Map scale in fantasy maps bothers me. Even my own maps bother me a little since most where drawn before I drove a truck for three years and had to come to terms with how big the United States, and by extension a continent, really is. Each hour a truck doing 60 MPH covers 2 DAYS travel for a horse ridden hard, 3 days for one ridden at a more reasonable pace and around 6 days for comfortable walking pace.
And with that knowledge in mind I see fantasy maps where cities average 200 miles apart or maps span three and four thousand miles. So it bothered me.
So as part of redoing the maps of my setting I want to seriously pay attention to scale. I like the shapes of things and their positions, but I want to do an accurate topographical map. The setting of the campaign is a volcanic island most similar to Japan's northern island Hokkaido in climate and topography, so I've spent my spare time studying this area.

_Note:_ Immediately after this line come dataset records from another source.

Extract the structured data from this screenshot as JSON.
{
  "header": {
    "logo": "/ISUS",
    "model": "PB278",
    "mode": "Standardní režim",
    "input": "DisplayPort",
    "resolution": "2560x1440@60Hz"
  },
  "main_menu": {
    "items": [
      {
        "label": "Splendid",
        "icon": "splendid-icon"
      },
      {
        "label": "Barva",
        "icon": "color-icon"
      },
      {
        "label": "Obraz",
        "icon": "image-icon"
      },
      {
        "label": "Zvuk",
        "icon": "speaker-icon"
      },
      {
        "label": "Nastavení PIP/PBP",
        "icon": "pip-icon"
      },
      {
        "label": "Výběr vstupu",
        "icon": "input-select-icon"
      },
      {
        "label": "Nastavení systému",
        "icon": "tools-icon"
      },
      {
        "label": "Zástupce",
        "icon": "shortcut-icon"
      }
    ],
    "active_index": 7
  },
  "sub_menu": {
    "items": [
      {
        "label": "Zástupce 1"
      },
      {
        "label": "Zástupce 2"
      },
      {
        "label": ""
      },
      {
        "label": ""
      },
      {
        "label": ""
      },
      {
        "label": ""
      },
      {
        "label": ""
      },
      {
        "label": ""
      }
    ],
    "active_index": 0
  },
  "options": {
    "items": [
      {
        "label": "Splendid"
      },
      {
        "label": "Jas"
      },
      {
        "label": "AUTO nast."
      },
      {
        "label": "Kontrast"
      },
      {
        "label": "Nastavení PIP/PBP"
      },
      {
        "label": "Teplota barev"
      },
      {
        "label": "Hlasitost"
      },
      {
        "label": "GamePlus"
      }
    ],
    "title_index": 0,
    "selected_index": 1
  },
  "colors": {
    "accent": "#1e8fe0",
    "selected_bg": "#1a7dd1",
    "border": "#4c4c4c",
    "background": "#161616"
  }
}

I took an old map that had the most detailed version of the coastline - that much I'll keep and worked out that the main campaign area island is roughly 500 miles. This keeps the cities I've detailed in the literature of the setting at proper distances by walking times.
I chose a resolution for the map of 10px to the mile, 8000w x 5320h total and have ported it into the 64 bit version of Wilbur (I'm pretty sure the 32 bit version would crash and die with a map that size). This means a square mile is 100 pixels. That works out to 6.4 acres to the pixel. A football field is about 1.1 acres not including endzones. A typical medieval village of 10 structures has an acre footprint, the largest of medieval cities were still under a square mile in size.
What this does mean that though not ostensibly a city map the outlines of the largest cities and manorial estates will be visible at scale.
The setting has a lowish mean population density of 40 per square mile, about 1 person per 16 acres. To make the math easier, I'll presume one farmed acre can support 1 person. A village of 600 people can occur in each square mile - not necessarily will occur. A city of 6000 needs roughly a 12 square mile footprint of support farms.
Just thoughts. Anyone else have thoughts on scale?